Édith longe le square d’Anvers pour gagner l’avenue Trudaine. Il n’est pas loin de minuit. En attendant qu’elle rentre de sa réunion avec le préfet, Max doit être en train de regarder une série, style serial killer sur dix saisons. Elle ne va pas se presser de le rejoindre pour le whisky rituel du soir ; elle aime cette gangue de chaleur qui l’entoure et les tueurs fous, elle en a sa dose pour aujourd’hui. Quatre heures de réunion pour finaliser, en présence de tous les chefs de service concernés et du préfet, tatillon et pusillanime — coincé du cul, dit l’élégant Tapissandre —, l’opé de lundi matin. Édith a la tête comme un fourgon blindé. L’autorité de tutelle n’est pas contente et l’autorité de tutelle s’inquiète. Elle trouve que les Serbes psychopathes courent toujours trop vite mais aussi que l’État de droit doit prévaloir en toutes circonstances. Madame la commissaire principale — Chère Édith, comme se permet le coincé du cul — ne peut même pas lui donner tort. Radmilo Gišic compte à son actif cinq règlements de compte dans les cinq derniers mois avec balles dans la tête et bains d’acide. Radmilo Gišic, qui ne rechigne pas à s’occuper lui-même des basses œuvres, formellement reconnu par un gamin, témoin du meurtre d’un dealer pakistanais en début d’année. Un témoin de quinze ans, sous protection policière permanente, pour faire tomber l’ordure... Mais Radmilo Gišic, qui se terre depuis qu’il a échappé à la souricière, le jour de la Saint-Valentin, sur les contre allées de l’Avenue Foch. Radmilo Gišic qui continue à inonder Paris de poudre blanche, de cailloux gorgés d’ammoniac, qui n’en finit pas de soumettre à sa loi jeunes filles et jeunes garçons sans papiers. Radmilo Gišic, grand corbeau mortifère, noir de cheveux, un mètre quatre-vingt quinze sous la toise, maigre comme bouffé par sa méchanceté, éternellement caché sous d’immenses lunettes noires valant un demi Smic. Mais qui sait, au juste, à quoi ressemble vraiment cette incarnation du mal ?

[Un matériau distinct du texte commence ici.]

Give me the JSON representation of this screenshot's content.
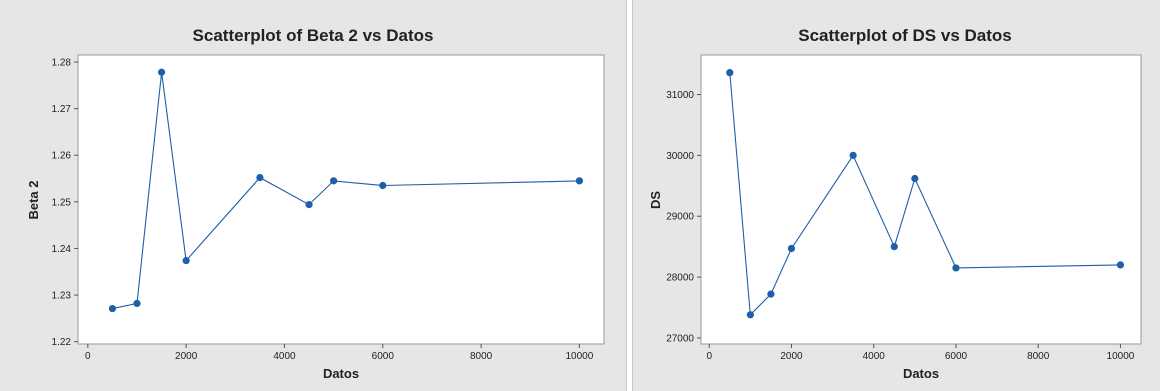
{
  "chart_data": [
    {
      "type": "line",
      "title": "Scatterplot of Beta 2 vs Datos",
      "xlabel": "Datos",
      "ylabel": "Beta 2",
      "xlim": [
        -200,
        10500
      ],
      "ylim": [
        1.2195,
        1.2815
      ],
      "xticks": [
        0,
        2000,
        4000,
        6000,
        8000,
        10000
      ],
      "yticks": [
        1.22,
        1.23,
        1.24,
        1.25,
        1.26,
        1.27,
        1.28
      ],
      "grid": false,
      "color": "#1f5ea8",
      "series": [
        {
          "x": [
            500,
            1000,
            1500,
            2000,
            3500,
            4500,
            5000,
            6000,
            10000
          ],
          "y": [
            1.2271,
            1.2282,
            1.2778,
            1.2374,
            1.2552,
            1.2494,
            1.2545,
            1.2535,
            1.2545
          ]
        }
      ]
    },
    {
      "type": "line",
      "title": "Scatterplot of DS vs Datos",
      "xlabel": "Datos",
      "ylabel": "DS",
      "xlim": [
        -200,
        10500
      ],
      "ylim": [
        26900,
        31650
      ],
      "xticks": [
        0,
        2000,
        4000,
        6000,
        8000,
        10000
      ],
      "yticks": [
        27000,
        28000,
        29000,
        30000,
        31000
      ],
      "grid": false,
      "color": "#1f5ea8",
      "series": [
        {
          "x": [
            500,
            1000,
            1500,
            2000,
            3500,
            4500,
            5000,
            6000,
            10000
          ],
          "y": [
            31360,
            27380,
            27720,
            28470,
            30000,
            28500,
            29620,
            28150,
            28200
          ]
        }
      ]
    }
  ]
}
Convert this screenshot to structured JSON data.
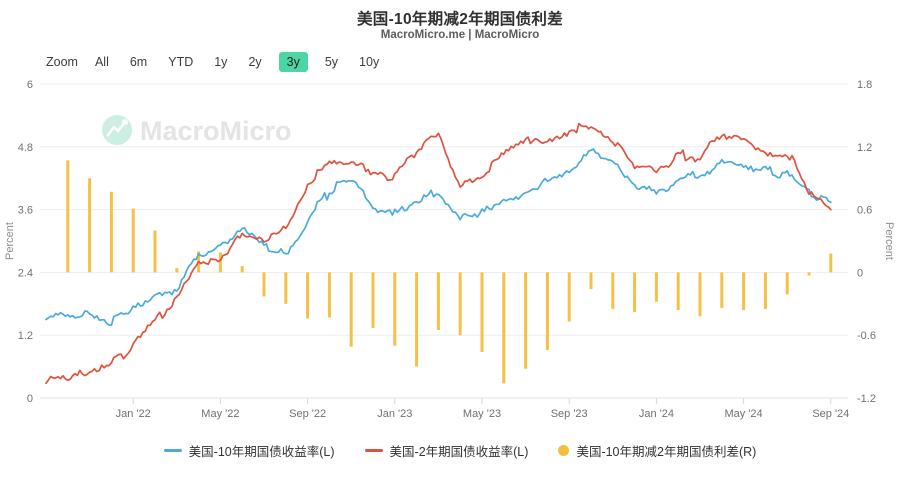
{
  "header": {
    "title": "美国-10年期减2年期国债利差",
    "subtitle": "MacroMicro.me | MacroMicro"
  },
  "toolbar": {
    "zoom_label": "Zoom",
    "ranges": [
      "All",
      "6m",
      "YTD",
      "1y",
      "2y",
      "3y",
      "5y",
      "10y"
    ],
    "active_range": "3y"
  },
  "watermark": {
    "text": "MacroMicro",
    "logo": "macromicro-logo-icon",
    "circle_color": "#cdeee2",
    "text_color": "#e4e4e4"
  },
  "chart_data": {
    "type": "mixed-line-bar",
    "months": [
      "Sep '21",
      "Oct '21",
      "Nov '21",
      "Dec '21",
      "Jan '22",
      "Feb '22",
      "Mar '22",
      "Apr '22",
      "May '22",
      "Jun '22",
      "Jul '22",
      "Aug '22",
      "Sep '22",
      "Oct '22",
      "Nov '22",
      "Dec '22",
      "Jan '23",
      "Feb '23",
      "Mar '23",
      "Apr '23",
      "May '23",
      "Jun '23",
      "Jul '23",
      "Aug '23",
      "Sep '23",
      "Oct '23",
      "Nov '23",
      "Dec '23",
      "Jan '24",
      "Feb '24",
      "Mar '24",
      "Apr '24",
      "May '24",
      "Jun '24",
      "Jul '24",
      "Aug '24",
      "Sep '24"
    ],
    "x_tick_indices": [
      4,
      8,
      12,
      16,
      20,
      24,
      28,
      32,
      36
    ],
    "axes": {
      "left": {
        "title": "Percent",
        "ticks": [
          0,
          1.2,
          2.4,
          3.6,
          4.8,
          6
        ],
        "range": [
          0,
          6
        ]
      },
      "right": {
        "title": "Percent",
        "ticks": [
          -1.2,
          -0.6,
          0,
          0.6,
          1.2,
          1.8
        ],
        "range": [
          -1.2,
          1.8
        ]
      }
    },
    "grid": true,
    "legend_position": "bottom",
    "series": [
      {
        "name": "美国-10年期国债收益率(L)",
        "type": "line",
        "axis": "left",
        "color": "#4aabdb",
        "values": [
          1.5,
          1.57,
          1.55,
          1.45,
          1.75,
          1.93,
          2.1,
          2.7,
          2.95,
          3.25,
          2.9,
          2.75,
          3.4,
          3.95,
          4.2,
          3.6,
          3.52,
          3.7,
          3.95,
          3.45,
          3.52,
          3.72,
          3.88,
          4.12,
          4.35,
          4.8,
          4.55,
          4.0,
          3.95,
          4.15,
          4.25,
          4.52,
          4.5,
          4.35,
          4.3,
          3.9,
          3.74
        ]
      },
      {
        "name": "美国-2年期国债收益率(L)",
        "type": "line",
        "axis": "left",
        "color": "#e0513e",
        "values": [
          0.28,
          0.38,
          0.5,
          0.68,
          1.0,
          1.45,
          1.95,
          2.62,
          2.65,
          3.1,
          2.95,
          3.3,
          4.1,
          4.45,
          4.5,
          4.35,
          4.2,
          4.7,
          5.05,
          4.05,
          4.28,
          4.65,
          4.88,
          4.98,
          5.1,
          5.18,
          4.9,
          4.4,
          4.32,
          4.62,
          4.6,
          5.0,
          4.92,
          4.72,
          4.7,
          3.92,
          3.6
        ]
      },
      {
        "name": "美国-10年期减2年期国债利差(R)",
        "type": "bar",
        "axis": "right",
        "color": "#f4c144",
        "values": [
          null,
          1.07,
          0.9,
          0.77,
          0.61,
          0.4,
          0.04,
          0.2,
          0.19,
          0.06,
          -0.23,
          -0.3,
          -0.44,
          -0.43,
          -0.71,
          -0.53,
          -0.7,
          -0.9,
          -0.55,
          -0.6,
          -0.76,
          -1.06,
          -0.92,
          -0.74,
          -0.47,
          -0.16,
          -0.35,
          -0.38,
          -0.28,
          -0.36,
          -0.42,
          -0.34,
          -0.36,
          -0.35,
          -0.21,
          -0.03,
          0.18
        ]
      }
    ]
  }
}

Radmilo Gišic, cauchemar vivant.
Quand la tutelle n’est pas contente, elle tutélise, admoneste, fait passer des messages tout sauf subliminaux, dit son impatience et son attente de résultat. Édith et ses collègues policiers se sont donc employés à réexpliquer au préfet, en long et en large, le nouveau plan d’action prévu pour lundi aux aurores. Gišic — toujours à Paris selon des informations certifiées et recoupées — se planque dans les sous-sols d’une cité HLM, dans un entrelacs de caves de plusieurs immeubles reliées entre elles et aménagées en un immense bunker, boulevard des Maréchaux. À deux pas du Bureau des Légendes... L’informateur a décrit une Gotham City en miniature avec appartements dotés de tout le confort, war room, alarmes en tout genre, espaces de stockage, espace de détente. Il y aurait même quelques filles tenues en permanence à disposition de ses soldats du crime les plus méritants.
Lundi matin, du côté de la porte des Lilas, le bon peuple se réveillera tôt, dans le bruit et la fureur. C’est Édith qui dirigera en personne la cohorte de policiers qui partiront à l’assaut du Joker serbe et de ses complices. Opération bien sûr ultra secrète et préparée depuis des semaines avec les différents services d’intervention. Mobilisation et coordination d’une cinquantaine d’hommes pour une efficacité maximale et définitive. Ça passe ou ça casse. Si l’opé est un succès, à pas encore cinquante ans, la commissaire divisionnaire entre dans les livres d’histoire et son futur clignote de mille feux. Si c’est l’échec, si ce frappadingue de Gišic arrive encore à se faire la belle et si les morts sont du mauvais côté... alors il y aura peu de monde pour défendre Chère Édith et lui éviter le tranchant de la hache administrative. Certains, autour d’elle, pourraient même se proposer pour affûter l’outil.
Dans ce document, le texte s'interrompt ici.